Auto Club Cautions Drivers Who Cross Border To Buy Gas

(LOS ANGELES, July 7, 2008) – High U.S. gasoline prices have convinced some Southern Californians to cross the Mexican border to purchase gasoline or diesel fuel at lower prices. The Automobile Club of Southern California is cautioning motorists that long-term purchase and use of this fuel may harm the vehicle.
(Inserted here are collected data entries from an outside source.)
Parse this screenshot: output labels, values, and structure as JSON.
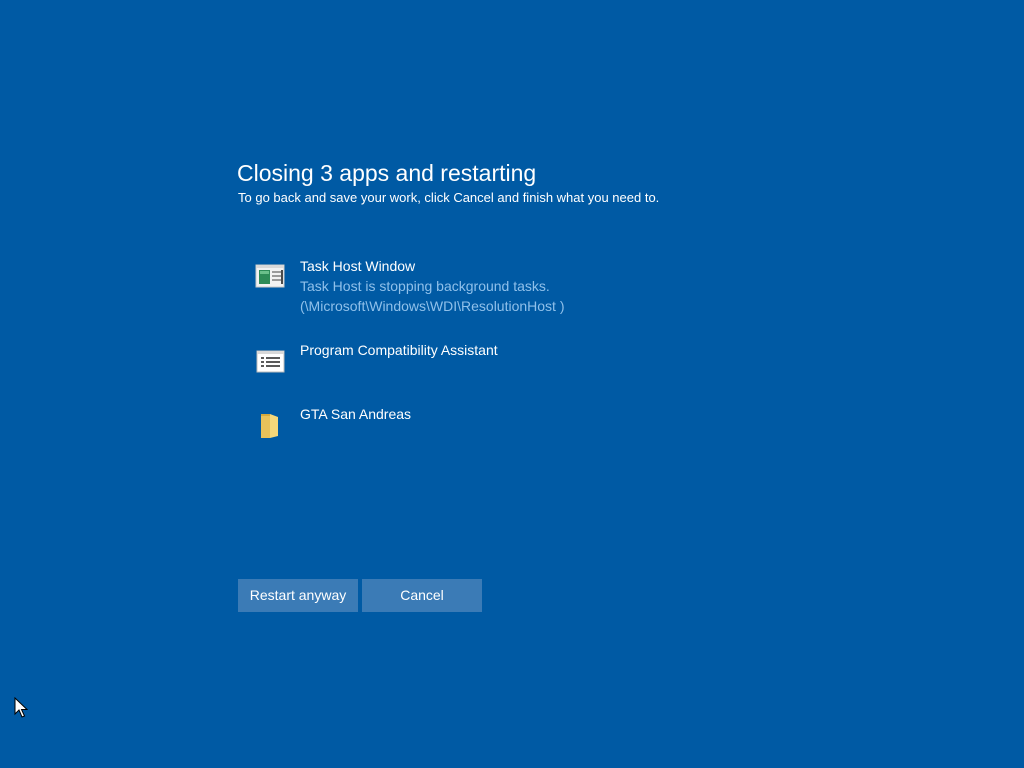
{
  "dialog": {
    "title": "Closing 3 apps and restarting",
    "subtitle": "To go back and save your work, click Cancel and finish what you need to."
  },
  "apps": [
    {
      "name": "Task Host Window",
      "description": "Task Host is stopping background tasks. (\\Microsoft\\Windows\\WDI\\ResolutionHost )",
      "icon": "task-host-window-icon"
    },
    {
      "name": "Program Compatibility Assistant",
      "description": "",
      "icon": "list-window-icon"
    },
    {
      "name": "GTA San Andreas",
      "description": "",
      "icon": "folder-icon"
    }
  ],
  "buttons": {
    "restart_label": "Restart anyway",
    "cancel_label": "Cancel"
  },
  "colors": {
    "background": "#005aa4",
    "button": "#3b7bb6",
    "description_text": "#8fc0ea"
  }
}
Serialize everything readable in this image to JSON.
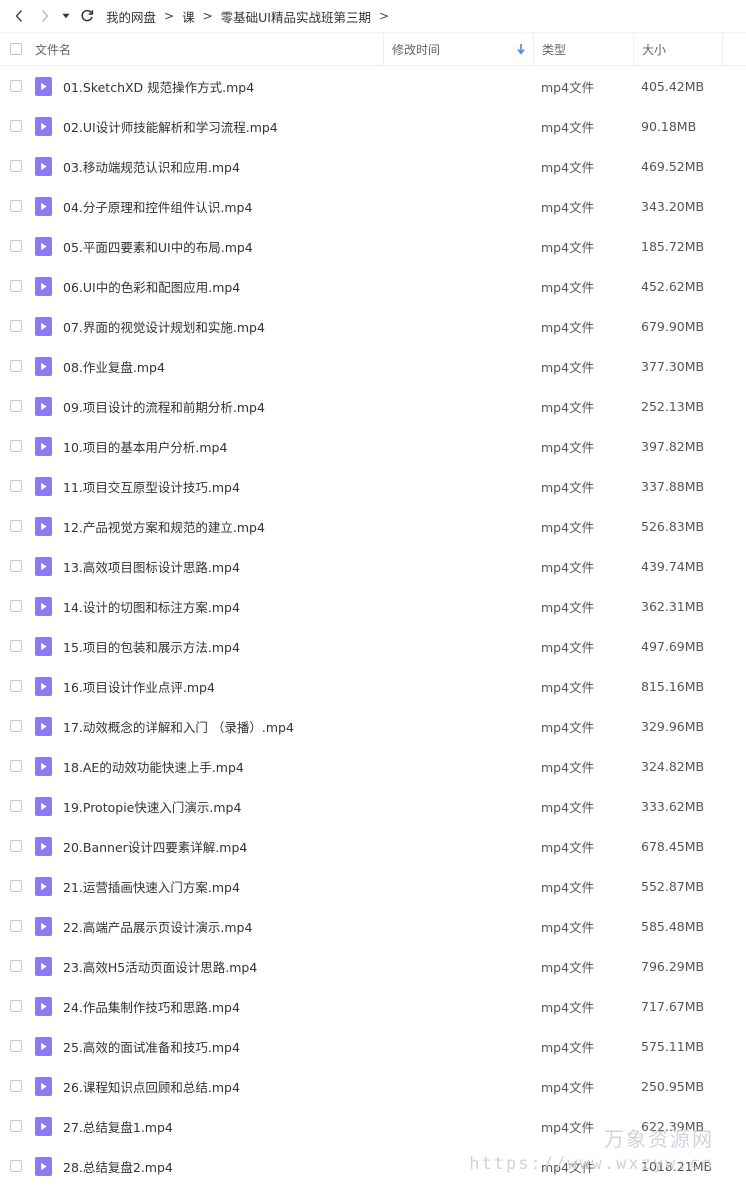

“Mexican gasoline is produced with a formula that includes a higher sulfur content than U.S. and California grade gasoline, and since our vehicles have been engineered to operate on domestic grade gasoline, ongoing use of gasoline from across the border may harm the engine’s emission control systems and cause them to fail Smog Check,” said Steve Mazor, manager of the Auto Club’s Automotive Research Center. “You may save money in the short term, but there could be larger repair bill waiting for you down the road.”

There have also been news reports that high demand for Mexican gasoline have caused some gas stations south of the border to limit purchases or to shut down completely after running out of gasoline.

Drivers can generate significant savings on gasoline simply by changing the way they drive and maintain their vehicle, Mazor added.

The Auto Club distributes a brochure called the Gas Watchers Guide that provides gas saving tips, including the following:
  • Slow down. The faster a vehicle travels, the more fuel it burns. Adopt a ‘gentler’ driving style. Avoid jackrabbit starts. Accelerate gently.
  • Minimize the need to brake by anticipating traffic conditions. Be alert for slowdowns and red lights ahead of you and decelerate by coasting whenever possible.
  • Make sure the gas cap is the right one for your car. A poorly-fitted gas cap causes engine problems, increases emissions, cuts fuel economy and causes the check engine light to come on in new vehicles.

The Automotive Research Center of the Automobile Club of Southern California located in Diamond Bar, California, and has been performing emissions testing since the early 1970s. The ARC features state-of-the-art facilities and equipment operated by Auto Club research technicians.